Hasan KORKMAZ
Abiler oturmuşlar, monitörlerden operasyonu izliyorlar. Büyük Abi’nin Ladin operasyonundan hatırladığımız sahneyi andırıyor, farkı bizimkisinde hep ağır abiler var hiç abla yok. Yurt dışındaki tek toprağımız, askerimiz dediğimiz türbe mezar soyucular gibi boşaltılıp, havaya uçuruluyor.. Hiç beklemeden ric’at edilip sınırın bizden tarafına kaçılıyor. Muhtemelen operasyondan sonra “-çak” demiştir biri, sonra şak şak sesleri de reji odasını inletmiştir.
Osmanlı torunuyuz biz, kimse sabrımızı sınamasın, diyenlere cumhuriyetin ilk toprak kaybını allaya pullaya zafer gibi sunmak nasip oldu. Bilmezler ki Osmanlı devrinde yaşasaydık daha ordu dönmeden emri veren vezirin, kaleyi kaybeden komutanın başı bal küpünün içinde saraya ulaşırdı.
AKP 400 vekillik kazansın diye meydanlara çıkan, tarafsız(!) cumhurbaşkanı çok değil bir yıl önce türbe için, taşına zarar gelirse yapacağımızı biliriz demişti. Aklıma Nasreddin Hoca geldi. Heybesi çalınır hocanın, o da, çabuk bulun yoksa ben yapacağımı bilirim deyince hemen bulup getirmişler. Birisi çekinerek sormuş, hocam bulunmasa bize ne yapacaktın? Nasreddin hoca cevap vermiş, size değil be demiş, evde eski bir kilim var, onu kesip kendime heybe diktirecektim, demiş.
Başvezir gururla açıklıyor, herhangi bir istismara sebebiyet vermemek için geride kalan yapılan tahrip edilmiştir. Yani kendimiz yaptık, kendimiz yıktık. Kimseden de izin almadık, diyor. Gerçi aynı sabah Suriye’ye nota ile bildirmişiz ama olsun. PKK’nın Suriye kolu operasyon(!) başladığında twitter açıklaması yapıyor, Türk askerleri bizim kontrolümüz içinde Suriye’ye girdi, az bir işleri var, hemen gidecekler, merak edecek bir durum yok!

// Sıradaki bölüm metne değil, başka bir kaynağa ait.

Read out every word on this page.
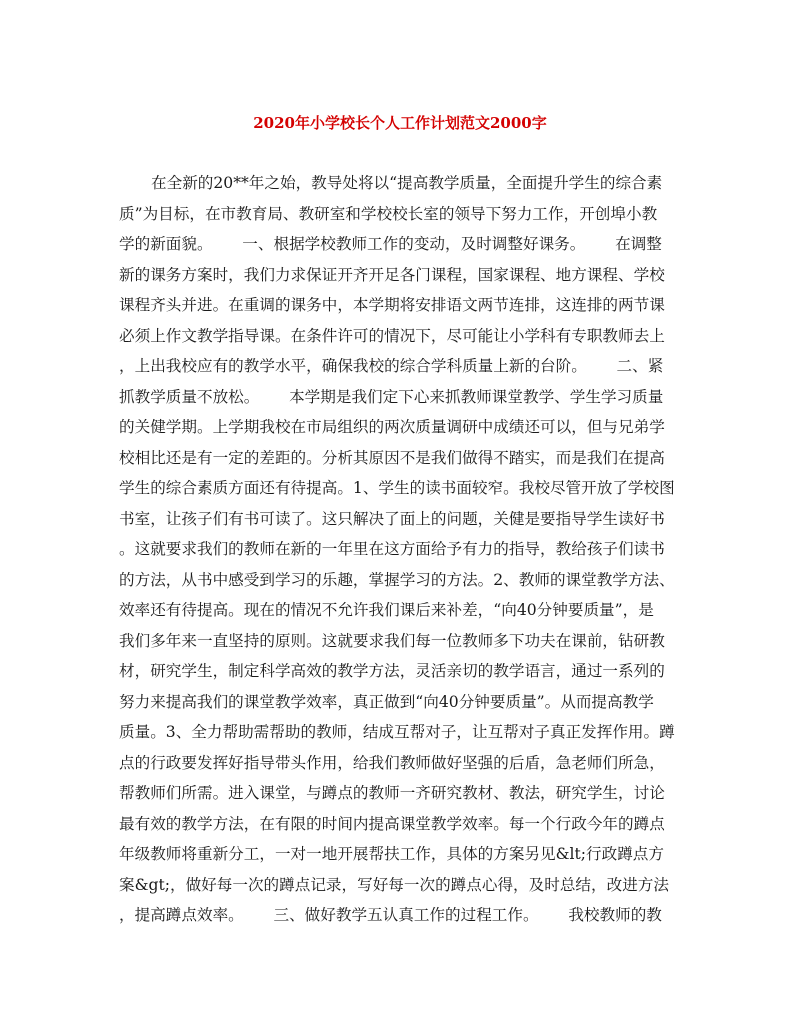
2020年小学校长个人工作计划范文2000字
在全新的20**年之始，教导处将以“提高教学质量，全面提升学生的综合素
质”为目标，在市教育局、教研室和学校校长室的领导下努力工作，开创埠小教
学的新面貌。      一、根据学校教师工作的变动，及时调整好课务。      在调整
新的课务方案时，我们力求保证开齐开足各门课程，国家课程、地方课程、学校
课程齐头并进。在重调的课务中，本学期将安排语文两节连排，这连排的两节课
必须上作文教学指导课。在条件许可的情况下，尽可能让小学科有专职教师去上
，上出我校应有的教学水平，确保我校的综合学科质量上新的台阶。      二、紧
抓教学质量不放松。      本学期是我们定下心来抓教师课堂教学、学生学习质量
的关健学期。上学期我校在市局组织的两次质量调研中成绩还可以，但与兄弟学
校相比还是有一定的差距的。分析其原因不是我们做得不踏实，而是我们在提高
学生的综合素质方面还有待提高。1、学生的读书面较窄。我校尽管开放了学校图
书室，让孩子们有书可读了。这只解决了面上的问题，关健是要指导学生读好书
。这就要求我们的教师在新的一年里在这方面给予有力的指导，教给孩子们读书
的方法，从书中感受到学习的乐趣，掌握学习的方法。2、教师的课堂教学方法、
效率还有待提高。现在的情况不允许我们课后来补差，“向40分钟要质量”，是
我们多年来一直坚持的原则。这就要求我们每一位教师多下功夫在课前，钻研教
材，研究学生，制定科学高效的教学方法，灵活亲切的教学语言，通过一系列的
努力来提高我们的课堂教学效率，真正做到“向40分钟要质量”。从而提高教学
质量。3、全力帮助需帮助的教师，结成互帮对子，让互帮对子真正发挥作用。蹲
点的行政要发挥好指导带头作用，给我们教师做好坚强的后盾，急老师们所急，
帮教师们所需。进入课堂，与蹲点的教师一齐研究教材、教法，研究学生，讨论
最有效的教学方法，在有限的时间内提高课堂教学效率。每一个行政今年的蹲点
年级教师将重新分工，一对一地开展帮扶工作，具体的方案另见&lt;行政蹲点方
案&gt;，做好每一次的蹲点记录，写好每一次的蹲点心得，及时总结，改进方法
，提高蹲点效率。      三、做好教学五认真工作的过程工作。      我校教师的教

Halbuki o türbe sadece birkaç metrelik bir “vatan toprağı” değildi. Yedi düvele karşı istiklal savaşı veren “bizim ecdat” güney sınırı için Fransızlarla pazarlık ederken o türbeye kadar olan bölgeyi talep etmişti. Ancak Fransızlar size türbenin olduğu yeri verelim, demişlerdi. Biz de gelecekteki sınırımızın ilk taşı olsun diye kabul etmiştik o türbenin yerini.
Karşılık olarak da Suriye’den bir alan işgal edip bayrak diktik. Yeni türbe alanı Türkiye’ye 180 metre uzaklıkta. Gerekirse kaçması kolay olsun diye herhalde. İşgal ettiğimiz tarlaların parasını da verdiğimiz ve PKK’dan satın aldığımız söylense de kulak asmayın. Sonuçta bu iktidar izin vermezse Orta Doğu’da kuş kanadını çırpamaz.
Her güvenlik sorunu çıktığında sınırı içe çekeceksek o orduyu neden beslediğimiz de tartışılır artık. Omuzlarında Samanyolu galaksisinden çok yıldız taşıyan komutanlarımızdan biri de çıkıp, ya vatan toprağı bir tek kurşun sıkmadan bırakılır mı, diyemedi.
Operasyonu yapan askerlere, yerel dillerde, merak etmeyin biz dostuz, demeyi öğretmişler . Detayları duydukça üzülüyoruz. Kime mi? Türkiye’deki mizah yazarlarına, memleket zaten şaka gibi, çıta çok yüksekte, haber kanalları 7/24 komedi programı gibi yayın yapıyor. Nereden bakarsanız bakın işleri zor mizah yazarlarının…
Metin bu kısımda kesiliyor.